Final Fantasy XIV: A Realm Reborn
Literally one of the only MMORPGs to remain completely Pay to Play, with other paid MMORPGs such as Guild Wars 2, Elder Scrolls Online, Wildstar, EVE Online and more, going free to play to remain relevant, Final Fantasy XIV: A Realm Reborn brings MMORPGs back to their roots.
Originally released in 2013, Final Fantasy XIV was heavily panned as one of the worst experiences in an MMORPG ever. This led Square Enix to completely overhaul the game, pushing out the current Final Fantasy XIV: A Realm Reborn to critical success.
More alike to WoW than any other MMORPG in this list (with the exception of Aion), Final Fantasy XIV is probably one of the most traditional recently released MMORPGs, having the typical holy trinity of Tank/Healer/DPS, normal dungeons, raids, etc.
However, unlike a lot of games, Final Fantasy XIV has huge open world events called F.A.T.Es that spawn all over every single map – requiring anywhere from 1 person to 100 people to group together and tackle each objective, earning experience and Seals for your faction.
Final Fantasy XIV has a very unique class system, giving every single person the ability to be any class at any time. What I mean by this is that you can swap between classes whenever you want to, being able to level every single class on a single character, removing the necessity of leveling alternate characters to pursue a different class.
The world of Final Fantasy XIV is very large, with the expansion Heavensward making the game absolutely massive – and the upcoming expansion Stormblood possibly making Final Fantasy XIV one of the largest MMORPGs outside of the king itself, World of Warcraft.

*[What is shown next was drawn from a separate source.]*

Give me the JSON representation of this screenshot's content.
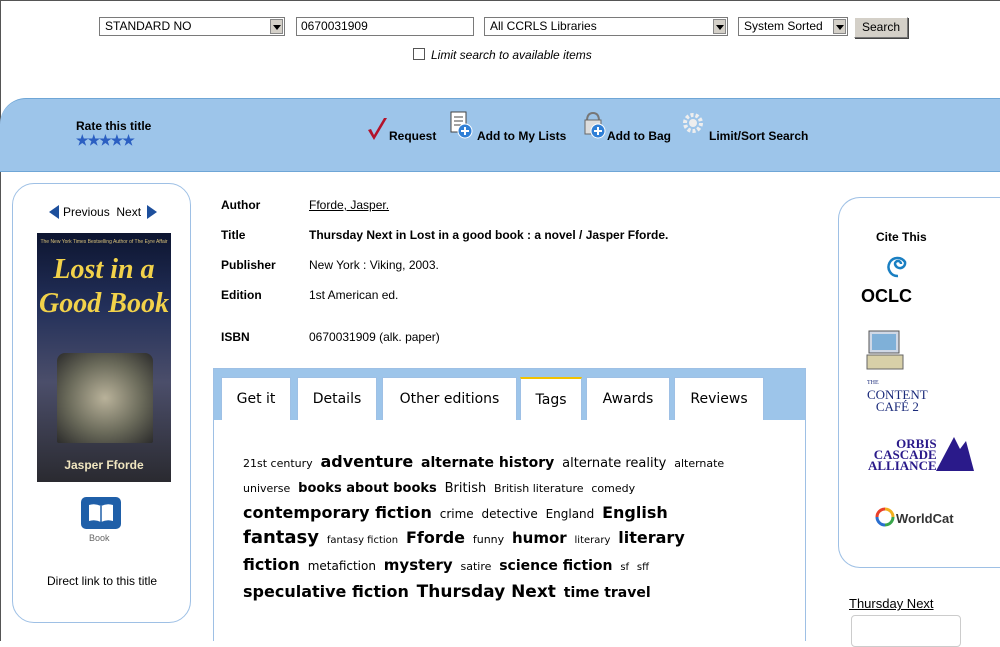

Not only is traveling the world on your trusty, loveable Chocobo fun, but unlike a lot of MMORPGs, Final Fantasy XIV allows you to take to the skies – soaring above all of its expansions content upon completion of each zone. While flying isn’t in the base game, we can only hope it will be in every future expansion!
PvP in Final Fantasy XIV isn’t a main focus, unfortunately, so if PvP is something you look for in an MMORPG you may be a little disappointed. The PvP isn’t bad in any sense however, it just isn’t as fleshed out as several of the other MMORPGs in this list, not having world PvP and all of it being instanced.